Les chiffres du rappel sont-ils vraiment trop bas ?

« Deux millions de personnes déjà doublement vaccinées qui font leur rappel en un mois et demi, c’est pas mal », juge Michaël Rochoy, médecin généraliste et membre du collectif Du Côté de la Science. En réalité, Gabriel Attal a gonflé les chiffres… des éligibles. Parmi les plus de 65 ans et les personnes fragiles, « tout le monde n’est pas vacciné depuis six mois », rappelle Michaël Rochoy.

A l’unisson, Marie-Aline Bloch, chercheuse en sciences de gestion à l’École des hautes études en santé publique, avance une estimation à moins de cinq millions d’éligibles. Et même à six millions en ce 20 octobre, « il faut le temps de s’organiser », plaide le médecin, qui critique une « déconnexion du réel » de l’exécutif.

Quelles sont les limites qui freinent la campagne de rappel ?

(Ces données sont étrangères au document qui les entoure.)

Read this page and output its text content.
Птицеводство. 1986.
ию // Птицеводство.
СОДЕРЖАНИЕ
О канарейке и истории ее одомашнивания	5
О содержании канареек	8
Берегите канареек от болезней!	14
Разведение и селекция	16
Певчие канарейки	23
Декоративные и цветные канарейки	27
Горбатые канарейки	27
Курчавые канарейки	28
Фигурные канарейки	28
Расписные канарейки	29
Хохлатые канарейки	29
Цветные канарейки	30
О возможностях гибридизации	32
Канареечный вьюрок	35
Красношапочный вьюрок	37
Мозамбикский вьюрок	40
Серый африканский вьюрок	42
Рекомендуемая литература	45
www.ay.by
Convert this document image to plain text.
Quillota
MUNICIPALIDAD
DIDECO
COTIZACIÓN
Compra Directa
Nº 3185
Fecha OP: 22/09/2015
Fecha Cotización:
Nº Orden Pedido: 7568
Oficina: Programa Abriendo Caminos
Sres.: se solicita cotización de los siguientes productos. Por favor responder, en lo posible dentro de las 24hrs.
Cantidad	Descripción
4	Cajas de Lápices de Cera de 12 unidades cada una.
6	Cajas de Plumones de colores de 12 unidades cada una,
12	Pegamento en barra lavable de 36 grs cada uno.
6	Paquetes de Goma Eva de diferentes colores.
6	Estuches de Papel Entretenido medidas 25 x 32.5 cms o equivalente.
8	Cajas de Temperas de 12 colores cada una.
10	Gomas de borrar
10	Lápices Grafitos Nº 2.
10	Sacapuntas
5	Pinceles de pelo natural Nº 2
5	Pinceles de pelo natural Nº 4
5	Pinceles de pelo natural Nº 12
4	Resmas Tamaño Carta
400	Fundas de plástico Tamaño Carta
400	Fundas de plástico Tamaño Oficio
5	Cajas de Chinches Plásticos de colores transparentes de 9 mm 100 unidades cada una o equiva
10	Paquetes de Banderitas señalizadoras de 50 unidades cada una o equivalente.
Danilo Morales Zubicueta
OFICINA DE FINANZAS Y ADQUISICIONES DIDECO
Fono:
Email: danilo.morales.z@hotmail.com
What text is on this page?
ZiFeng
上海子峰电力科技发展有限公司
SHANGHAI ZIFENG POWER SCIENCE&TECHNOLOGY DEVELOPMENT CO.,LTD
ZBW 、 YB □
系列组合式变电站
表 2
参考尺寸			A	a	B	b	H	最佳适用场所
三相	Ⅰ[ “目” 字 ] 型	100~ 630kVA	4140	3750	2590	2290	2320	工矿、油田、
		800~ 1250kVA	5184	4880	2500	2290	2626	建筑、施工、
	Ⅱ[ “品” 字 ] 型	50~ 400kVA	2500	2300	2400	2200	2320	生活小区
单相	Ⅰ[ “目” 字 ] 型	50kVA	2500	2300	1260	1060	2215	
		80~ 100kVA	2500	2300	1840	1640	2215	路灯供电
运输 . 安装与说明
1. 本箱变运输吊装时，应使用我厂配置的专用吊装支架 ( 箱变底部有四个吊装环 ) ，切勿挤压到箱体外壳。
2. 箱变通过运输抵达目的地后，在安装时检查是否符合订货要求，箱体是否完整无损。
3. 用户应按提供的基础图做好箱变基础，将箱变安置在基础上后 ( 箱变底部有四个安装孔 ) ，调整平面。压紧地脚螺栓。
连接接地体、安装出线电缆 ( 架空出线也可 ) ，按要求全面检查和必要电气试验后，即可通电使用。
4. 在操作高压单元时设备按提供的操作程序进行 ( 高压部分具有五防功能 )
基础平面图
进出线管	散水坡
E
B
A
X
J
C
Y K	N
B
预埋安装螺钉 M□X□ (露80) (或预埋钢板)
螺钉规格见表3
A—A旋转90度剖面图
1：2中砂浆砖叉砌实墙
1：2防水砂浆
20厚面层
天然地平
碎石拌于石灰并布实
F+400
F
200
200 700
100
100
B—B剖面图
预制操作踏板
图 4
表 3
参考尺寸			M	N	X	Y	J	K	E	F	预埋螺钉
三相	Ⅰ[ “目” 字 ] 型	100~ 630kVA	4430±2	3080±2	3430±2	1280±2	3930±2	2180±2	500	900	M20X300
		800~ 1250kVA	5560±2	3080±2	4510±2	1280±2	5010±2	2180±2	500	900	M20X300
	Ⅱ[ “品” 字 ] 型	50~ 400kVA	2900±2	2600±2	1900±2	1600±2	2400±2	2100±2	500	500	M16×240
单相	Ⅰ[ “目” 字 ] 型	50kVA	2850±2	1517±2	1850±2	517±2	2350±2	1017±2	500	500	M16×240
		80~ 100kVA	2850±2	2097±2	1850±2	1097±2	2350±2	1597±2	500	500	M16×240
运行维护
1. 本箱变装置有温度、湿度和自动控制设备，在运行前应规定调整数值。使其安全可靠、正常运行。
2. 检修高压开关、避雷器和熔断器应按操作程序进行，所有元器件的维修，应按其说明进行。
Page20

La fermeture des grands centres de vaccination, où les patients défilaient à la chaîne, a forcément limité le nombre d’injections quotidiennes. Conséquence, la pression retombe sur les généralistes, dont les emplois du temps sont déjà bien chargés, et les pharmacies. Michaël Rochoy pointe les difficultés d’approvisionnement et de conservation des doses, alors que le Moderna n'est plus autorisé pour ce rappel. « Avec la fin du masque à l’école, on a aussi un rebond des maladies chez les enfants, ce qui occupe encore des créneaux », se désole-t-il.

Côté patients, comme l’épidémie s’est calmée, « certaines personnes craignent moins d’être malade ou de le transmettre » selon Marie-Aline Bloch. La chercheuse pointe aussi le flou qui a entouré ce rappel pendant plusieurs semaines et une certaine lassitude « pour ceux qui ont pris leurs responsabilités » alors qu’il reste encore des personnes non-vaccinées.

Est-il vraiment urgent d’avancer sur la campagne de rappel ?

« Avec le temps, l’immunité diminue chez les personnes âgées », rappelle Marie-Aline Bloch, entraînant le retour de formes symptomatiques. Mais selon une étude de l'EPI-PHARE, l’efficacité du vaccin ne diminue pas sur les formes graves après cinq mois. Un éventuel retard dans la campagne de rappel ne constitue donc pas « un danger de pression sur le système hospitalier », estime Michaël Rochoy.

Pour le médecin généraliste, il faut d’abord « mettre le paquet sur les personnes qui ne sont pas encore vaccinées » et sont plus à risque de contracter le Covid-19. L’idée d’envoyer plus de doses vers les pays pauvres, faiblement vaccinés et où de nouveaux variants pourraient plus facilement émerger, est aussi avancée. Mais surtout, la campagne va se poursuivre naturellement avec la vaccination contre la grippe. « Beaucoup de patients attendaient pour faire les deux en même temps et ont déjà pris rendez-vous » assure le médecin.